IASS Webinar 29: Fitting Classification Trees to Complex Survey Data
|Date||31 May 2023|
|Level of instruction||Intermediate|
Free of charge
Classification tree algorithms are a convenient method to perform variable selection and obtain interpretable structures relating covariates and an outcome of interest. When fitting classification trees to survey data, it is common to ignore sampling weights as well other design characteristics such as stratification and clustering. However, unless the survey design is uninformative, there is a risk that the inference for the classification tree is incorrect. A particular application in which this is a concern is the construction of nonresponse adjustment cells, a key step in the development of survey weights. We propose an extension of the popular Chi-square Automatic Interaction Detector (CHAID) approach that accounts for the design by applying a Rao-Scott correction in its classification criterion.
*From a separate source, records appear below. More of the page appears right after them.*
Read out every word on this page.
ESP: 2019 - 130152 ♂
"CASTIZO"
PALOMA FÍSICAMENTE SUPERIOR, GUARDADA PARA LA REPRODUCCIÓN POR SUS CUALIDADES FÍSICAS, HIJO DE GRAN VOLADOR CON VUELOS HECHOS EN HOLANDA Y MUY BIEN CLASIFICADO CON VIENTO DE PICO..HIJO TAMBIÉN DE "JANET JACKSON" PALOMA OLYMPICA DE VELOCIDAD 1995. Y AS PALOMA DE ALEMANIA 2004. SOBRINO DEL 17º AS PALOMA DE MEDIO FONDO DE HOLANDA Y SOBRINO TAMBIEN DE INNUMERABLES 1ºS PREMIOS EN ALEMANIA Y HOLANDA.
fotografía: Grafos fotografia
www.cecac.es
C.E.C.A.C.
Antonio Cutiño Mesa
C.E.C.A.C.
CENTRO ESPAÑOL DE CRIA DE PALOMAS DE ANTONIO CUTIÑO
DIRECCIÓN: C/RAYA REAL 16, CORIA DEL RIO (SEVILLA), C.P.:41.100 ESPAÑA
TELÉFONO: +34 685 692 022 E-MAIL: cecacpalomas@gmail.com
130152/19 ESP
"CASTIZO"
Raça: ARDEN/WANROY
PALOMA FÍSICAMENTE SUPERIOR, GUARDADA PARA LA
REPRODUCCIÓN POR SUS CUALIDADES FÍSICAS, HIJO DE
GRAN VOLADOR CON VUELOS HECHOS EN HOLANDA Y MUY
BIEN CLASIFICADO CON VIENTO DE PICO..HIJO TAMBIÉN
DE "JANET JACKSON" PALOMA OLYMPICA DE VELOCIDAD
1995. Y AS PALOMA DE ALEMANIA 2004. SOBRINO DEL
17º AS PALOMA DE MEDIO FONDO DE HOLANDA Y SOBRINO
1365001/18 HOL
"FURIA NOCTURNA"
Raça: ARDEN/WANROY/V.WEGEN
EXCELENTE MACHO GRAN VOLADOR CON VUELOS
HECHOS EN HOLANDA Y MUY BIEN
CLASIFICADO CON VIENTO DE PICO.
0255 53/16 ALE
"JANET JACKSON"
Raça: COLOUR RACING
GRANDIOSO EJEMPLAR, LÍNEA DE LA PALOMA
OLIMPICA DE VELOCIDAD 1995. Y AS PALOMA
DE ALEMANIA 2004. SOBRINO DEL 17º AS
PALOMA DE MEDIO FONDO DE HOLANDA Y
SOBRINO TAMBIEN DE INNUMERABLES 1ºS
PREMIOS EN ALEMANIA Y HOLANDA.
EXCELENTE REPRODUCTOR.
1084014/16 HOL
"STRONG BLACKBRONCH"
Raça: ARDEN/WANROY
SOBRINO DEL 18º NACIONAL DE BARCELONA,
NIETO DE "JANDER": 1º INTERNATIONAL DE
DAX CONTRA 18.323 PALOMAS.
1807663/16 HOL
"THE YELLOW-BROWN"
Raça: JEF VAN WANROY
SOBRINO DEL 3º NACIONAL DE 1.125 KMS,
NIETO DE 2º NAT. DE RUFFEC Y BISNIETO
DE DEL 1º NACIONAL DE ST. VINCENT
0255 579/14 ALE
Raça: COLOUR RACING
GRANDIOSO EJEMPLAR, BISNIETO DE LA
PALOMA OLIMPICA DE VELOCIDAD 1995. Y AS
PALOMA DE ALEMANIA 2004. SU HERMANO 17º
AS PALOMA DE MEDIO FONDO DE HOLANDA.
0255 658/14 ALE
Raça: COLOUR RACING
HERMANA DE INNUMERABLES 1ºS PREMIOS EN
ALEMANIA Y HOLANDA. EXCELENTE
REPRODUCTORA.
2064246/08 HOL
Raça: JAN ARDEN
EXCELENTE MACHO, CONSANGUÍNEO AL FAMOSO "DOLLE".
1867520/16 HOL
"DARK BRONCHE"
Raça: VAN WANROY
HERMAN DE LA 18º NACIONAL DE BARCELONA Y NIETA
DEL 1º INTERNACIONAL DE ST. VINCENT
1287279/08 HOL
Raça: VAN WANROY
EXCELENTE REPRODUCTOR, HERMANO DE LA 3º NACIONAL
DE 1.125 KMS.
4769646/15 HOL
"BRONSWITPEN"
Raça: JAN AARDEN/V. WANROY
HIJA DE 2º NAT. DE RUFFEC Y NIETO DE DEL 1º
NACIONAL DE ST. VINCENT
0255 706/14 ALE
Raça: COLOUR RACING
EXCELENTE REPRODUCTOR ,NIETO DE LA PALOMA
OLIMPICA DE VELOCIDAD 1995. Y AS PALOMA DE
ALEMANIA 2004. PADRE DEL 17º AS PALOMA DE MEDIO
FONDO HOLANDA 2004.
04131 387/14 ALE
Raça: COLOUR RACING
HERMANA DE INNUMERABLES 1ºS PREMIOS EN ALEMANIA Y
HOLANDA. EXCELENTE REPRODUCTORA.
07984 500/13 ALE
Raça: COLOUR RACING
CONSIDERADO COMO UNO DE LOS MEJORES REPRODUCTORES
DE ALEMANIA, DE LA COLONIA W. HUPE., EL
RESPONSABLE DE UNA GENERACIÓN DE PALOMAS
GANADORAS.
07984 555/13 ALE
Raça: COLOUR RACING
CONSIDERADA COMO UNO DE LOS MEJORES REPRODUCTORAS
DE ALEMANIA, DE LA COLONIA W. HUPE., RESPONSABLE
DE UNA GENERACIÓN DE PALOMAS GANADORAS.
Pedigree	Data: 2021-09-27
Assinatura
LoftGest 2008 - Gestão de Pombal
We discuss the statistical properties of the resulting algorithm under a design-based framework. We compare its performance to existing weighted and unweighted algorithms, and we illustrate the use of the method using data from the U.S. American Community Survey.
About the instructor
Jean Opsomer, PhD, is a senior statistician with 25+ years of experience applying statistical methods to answer research questions. He is currently responsible for the statistical methodology of several large-scale Westat survey projects. He has served on 6 panels of the National Academies of Sciences, Engineering, and Medicine and is a current member of the Statistics Canada Advisory Committee on Statistical Methods. He is the Chair of the Survey Research Methods Section of the American Statistical Association and Associate Editor for Survey Methodology. He is also Adjunct Professor in the Department of Mathematics at the University of Maryland, College Park.